Francisco J. Uriz, un trabajador
Al fallecido profesor, traductor y escritor le debemos poder leer los discursos de Olof Palme, las memorias de Ingmar Bergman o la poesía de los principales autores nórdicos contemporáneos
Siempre prefirió una buena broma a una lección pomposa, pues nunca el amor a la literatura ha sido menos afectado y más constante que en el caso de Francisco J. Uriz (Zaragoza, 1932-2023), que falleció ayer martes en su ciudad natal, donde pasaba siempre los inviernos, para después perseguir otros seis meses de frío en Estocolmo, donde se le ha reconocido durante décadas el importante papel de intermediador que ejerció entre los dos países.
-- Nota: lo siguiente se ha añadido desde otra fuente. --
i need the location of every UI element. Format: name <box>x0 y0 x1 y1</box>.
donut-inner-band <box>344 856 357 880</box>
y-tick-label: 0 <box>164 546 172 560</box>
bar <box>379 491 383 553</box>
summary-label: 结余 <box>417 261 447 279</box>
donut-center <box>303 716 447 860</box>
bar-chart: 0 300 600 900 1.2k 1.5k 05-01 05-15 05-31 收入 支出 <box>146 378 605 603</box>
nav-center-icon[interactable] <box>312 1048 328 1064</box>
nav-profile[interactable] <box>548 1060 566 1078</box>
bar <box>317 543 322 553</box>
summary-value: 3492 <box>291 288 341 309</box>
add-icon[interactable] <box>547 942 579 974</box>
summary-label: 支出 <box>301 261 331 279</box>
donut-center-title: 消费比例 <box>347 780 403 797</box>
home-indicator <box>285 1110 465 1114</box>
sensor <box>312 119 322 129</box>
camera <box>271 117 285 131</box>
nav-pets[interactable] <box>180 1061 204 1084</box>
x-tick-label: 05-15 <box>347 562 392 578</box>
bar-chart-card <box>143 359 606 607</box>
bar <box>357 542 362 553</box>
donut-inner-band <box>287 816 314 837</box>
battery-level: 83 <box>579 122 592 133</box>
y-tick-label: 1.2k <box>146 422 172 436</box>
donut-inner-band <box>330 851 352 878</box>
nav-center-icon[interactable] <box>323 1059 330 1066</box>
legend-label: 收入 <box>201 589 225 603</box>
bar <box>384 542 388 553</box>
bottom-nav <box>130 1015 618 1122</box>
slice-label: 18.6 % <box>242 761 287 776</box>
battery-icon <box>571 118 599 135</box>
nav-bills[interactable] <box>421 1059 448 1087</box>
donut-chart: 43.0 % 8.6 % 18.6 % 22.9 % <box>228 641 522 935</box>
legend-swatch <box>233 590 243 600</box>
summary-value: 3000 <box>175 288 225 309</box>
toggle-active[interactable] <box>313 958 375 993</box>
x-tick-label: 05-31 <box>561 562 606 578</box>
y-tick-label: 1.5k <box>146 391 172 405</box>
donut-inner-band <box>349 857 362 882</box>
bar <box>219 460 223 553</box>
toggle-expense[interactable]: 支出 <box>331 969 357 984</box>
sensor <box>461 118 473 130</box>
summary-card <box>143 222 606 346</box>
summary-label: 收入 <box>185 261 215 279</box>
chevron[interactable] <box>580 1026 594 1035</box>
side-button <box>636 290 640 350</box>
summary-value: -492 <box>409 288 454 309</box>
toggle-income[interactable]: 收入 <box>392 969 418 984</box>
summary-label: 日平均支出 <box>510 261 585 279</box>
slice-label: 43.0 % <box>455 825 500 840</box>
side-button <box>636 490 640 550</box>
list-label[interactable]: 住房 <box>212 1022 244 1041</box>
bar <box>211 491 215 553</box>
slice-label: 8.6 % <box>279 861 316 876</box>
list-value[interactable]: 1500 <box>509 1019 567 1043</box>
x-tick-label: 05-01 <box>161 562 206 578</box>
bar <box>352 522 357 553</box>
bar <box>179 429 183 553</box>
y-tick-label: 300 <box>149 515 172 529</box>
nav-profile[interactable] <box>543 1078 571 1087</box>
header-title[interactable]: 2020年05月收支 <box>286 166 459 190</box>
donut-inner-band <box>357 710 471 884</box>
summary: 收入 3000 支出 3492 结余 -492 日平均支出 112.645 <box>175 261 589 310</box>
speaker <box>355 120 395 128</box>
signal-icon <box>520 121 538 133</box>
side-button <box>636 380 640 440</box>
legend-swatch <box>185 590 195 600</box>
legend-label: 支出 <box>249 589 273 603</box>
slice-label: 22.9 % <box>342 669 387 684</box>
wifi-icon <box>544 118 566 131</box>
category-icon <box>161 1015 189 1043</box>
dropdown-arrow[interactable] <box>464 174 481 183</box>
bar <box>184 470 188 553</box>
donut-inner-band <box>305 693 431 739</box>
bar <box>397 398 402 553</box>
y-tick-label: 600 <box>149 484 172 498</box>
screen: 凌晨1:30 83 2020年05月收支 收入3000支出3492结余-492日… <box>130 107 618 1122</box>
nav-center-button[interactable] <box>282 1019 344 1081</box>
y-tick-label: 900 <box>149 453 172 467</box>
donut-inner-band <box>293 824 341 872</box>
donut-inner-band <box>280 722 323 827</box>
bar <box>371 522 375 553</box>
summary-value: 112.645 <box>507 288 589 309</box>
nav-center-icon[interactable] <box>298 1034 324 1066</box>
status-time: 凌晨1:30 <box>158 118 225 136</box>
Profesor, intérprete en el Ministerio de Asuntos Exteriores de Suecia, informal consejero de la Academia Sueca o promotor, fundador y director de la Casa del Traductor de Tarazona, detrás de su impagable aportación a la literatura ha habido un hombre tenaz, afable y algo zumbón que tenía mucho de artesano pero también un poco de jornalero, aunque él, convencido comunista desde muy joven, siempre se consideró un trabajador, y tuvo el esfuerzo como valor supremo. Como si hubiera hecho suyo el lema de su ilustre amigo Artur Lundkvist (“Hay que evitar el escepticismo paralizante y actuar como si se pudiese cambiar el mundo y mejorar la Humanidad”), Uriz se ha movido desde el principio hasta ayer mismo con un impulso constructor que era mezcla de pasión y cabezonería, de amor por las letras y de afán de ofrecer a su prójimo las cosas que a él le han hecho disfrutar, de compartir con nosotros textos extraordinariamente valiosos a los que difícilmente podríamos haber accedido sin sus desvelos.
A él le debimos poder leer los discursos de Olof Palme (a quien Uriz acompañó en una gira por Hispanoamérica), el teatro de Peter Weiss, las memorias de Ingmar Bergman, las novelas de Per Olov Enquist (algunas traducidas junto a su mujer, Marina Torres), las revelaciones sobre los entresijos del premio Nobel desclasificadas por Kjell Espmark o, ante todo, la poesía de los principales autores nórdicos de las últimas décadas, como los suecos Harry Martinson, Tomas Tranströmmer, Gunner Ekelöf, o Werner Aspenström los finlandeses Claes Andersson, Marta Tikkannen y Penti Saarikoski, o el danés Henrik Nordbrandt. De todos ellos trajo al español libros completos, y a todos los reunió en su monumental antología Poesía nórdica, que le valió en 1996 su primer Premio Nacional a la Traducción (el segundo, en 2012, fue para agradecerle con justicia toda su carrera).
Poeta, dramaturgo y memorialista muy notable él mismo, tuvo siempre la grandeza de dar prioridad a los otros, y vivir la literatura de esa forma particular con la que lo hacen los traductores, un poco por delegación, pero siempre con rigor, creatividad, pasión verdadera por la poesía y atención divertida por los detalles. Muy impactado por la actitud, tan comprometida, con la que los poetas afrontaron en la escritura sucesos de los años sesenta y setenta, consternados por la guerra de Vietnam o indignados ante la industria nacional de fabricación de armas, Uriz creía en la literatura como herramienta de transformación social, y muchas de las antologías que hizo circular por España y América tenían ese color, no tanto el de la ideología como el de la ilusión.
Se podría rastrear la influencia que las traducciones poéticas de Uriz han tenido sobre los poetas españoles nacidos en los setenta (y, por tanto, en los de después), pero le debemos mucho más, en forma de muchas horas de felicidad lectora, de pura juerga intelectual. El traductor no es un traidor, el traductor es un amigo, un confidente, un cómplice. En ese sentido, Paco Uriz ha sido el mejor camarada.